Era o meu último ano de escola e um novo problema se desenhava na cabeça de Seu Abel. O que fazer no próximo ano? Mais um de seus filhos alcançava a idade de ir para o colégio e ele tinha que dar um jeito. Valério e Carlos moravam numa pensão e a despesa já era grande. Murillo teria que voltar ao colégio e eu já estava chegando. Lembro que nesse ano, tio Marcelo ( irmão de Papai ) foi nos visitar na usina e nos convidou prá ir com ele prá Mussurepe, a usina onde ele era químico. Acho que já era final de ano, porque eu estava em férias. Fomos com ele, eu e Murilo e, passamos uns dias muito gostosos . Eu adorava o tio Marcelo e tia Hilda. Os dois formavam um casal maravilhoso, eram muito liberais e a gente ficava à vontade com eles. Nesse período, a interrogação quanto a mim , estava no ar. Passou o Natal e nada de se resolver o meu destino. A praia foi cancelada e ficamos todos na Usina. De repente , não sei como, ficou resolvido que eu iria para um colégio interno. Tia Mana falou com papai que ela assumiria meus estudos. Só que eu já tinha perdido o exame de admissão ao ginásio, no final do ano e fui para o colégio em fevereiro e fiquei interna por 15 dias para fazer o exame de 2ª época. Não tive dificuldade e passei em primeiríssimo lugar, uma grande vitória prá aquela menininha caipira , pela primeira vez enfrentando a cidade grande. Eu me apaixonei pelo colégio. Era outro mundo e eu fiquei deslumbrada com tudo.

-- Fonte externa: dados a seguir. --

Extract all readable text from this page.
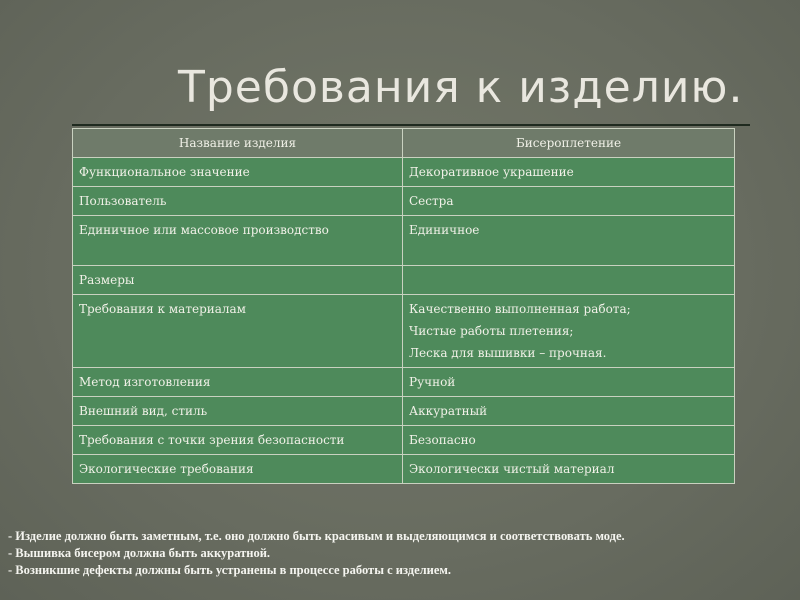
Требования к изделию.
Название изделия	Бисероплетение
Функциональное значение	Декоративное украшение
Пользователь	Сестра
Единичное или массовое производство	Единичное
Размеры	
Требования к материалам	Качественно выполненная работа;
Чистые работы плетения;
Леска для вышивки – прочная.

Метод изготовления	Ручной
Внешний вид, стиль	Аккуратный
Требования с точки зрения безопасности	Безопасно
Экологические требования	Экологически чистый материал
- Изделие должно быть заметным, т.е. оно должно быть красивым и выделяющимся и соответствовать моде.
- Вышивка бисером должна быть аккуратной.
- Возникшие дефекты должны быть устранены в процессе работы с изделием.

E começamos 1957, com muitas soluções. Valério Foi convidado pelos tios do Rio ( tia Ção, Vita e Apolônio) e foi embarcado prá lá.Sofri muito com esta separação, afinal estava me separando de um irmão pela 1ª vez e ainda mais de Valério, que era meu ídolo. Carlos foi prá casa de tio Marcelo , Murillo foi prá casa de tia Auta e eu fui interna no Instituto Maria Auxiliadora, das irmãs Salesianas, onde estudei por 7 anos. Enfim , eu e Murillo fomos fazer o 1º ano do ginásio. Eu interna e ele na casa da tia Auta, estudando ele e Carlos ,no Colégio Estadual de Pernambuco, talvez a mais respeitada instituição de ensino da época .Apesar da mudança radical na minha vida , eu adorei o colégio e me adaptei muito bem, sem nunca ter tido qualquer problema. O sistema era rígido no que se referia aos estudos e à disciplina , mas eu amava estar ali. O chato é que além das férias de julho e do final do ano, só tínhamos direito a duas saídas. Podia sair no dia escolhido e tinha que voltar no mesmo dia. Prá mim , não fazia muita diferença, porque não dava mesmo prá ir prá casa e eu me conformava com as visitas aos Domingos, de Murillo, que sempre me levava uma barrinha de doce. Todo Domingo , ele chegava muito tímido, porque as outras meninas ficavam me chamando e gritando que Graço Mario estava me esperando. Na verdade elas eram doidas por ele ,mas não tinham acesso.
O colégio foi uma benção na minha vida. Lá eu vivi muitas coisas boas e aprendi muito. Graças a Deus , saí de um mundo mágico da Usina Trapiche e entrei num outro maravilhoso. Acho que o fato de ter ficado alguns anos em outra redoma foi de certa forma muito valioso. Eu só tive contato com o mundo real quando já era uma mocinha com 16 anos e assim mesmo saí do colégio para morar na casa de tia Mana, onde eu era protegida e amada, sem conflitos.
Quanto a mim ,a partir daí , tenho muito o que contar. Em 1957, nossa vida mudou radicalmente. Fomos separados pela necessidade de estudar e isso nos afetou muito. Deixar a Usina Trapiche, foi um salto para o desconhecido e cada um de nós teve a sua quota de sofrimento e dificuldade. Cada um tem sua história prá contar . Graças a Deus tivemos uma boa formação e muita ajuda da família e não nos perdemos. Todos seguiram seus caminhos e tiveram suas conquistas !!!!
Graça,março/2012
Dona Graça,
ResponderExcluirParabéns pelo texto! Me emocionei em alguns trechos, ri em outros... Aquela do "Graço Mário" me arrancou gargalhadas... Muito bom!
Imagino que o sacrificio para que todos os filhos estudassem, não foi só das crianças, mas dos pais e tios também. Fico feliz em saber que a vida foi generosa com vocês, que todos tiveram uma boa formação e hoje estão bem.
Valeu a pena, né Dona Graça?
Abraços,
Dilti
Obrigada Dilti! Que bom que curtiu um pouco das minhas memórias! Um abraço.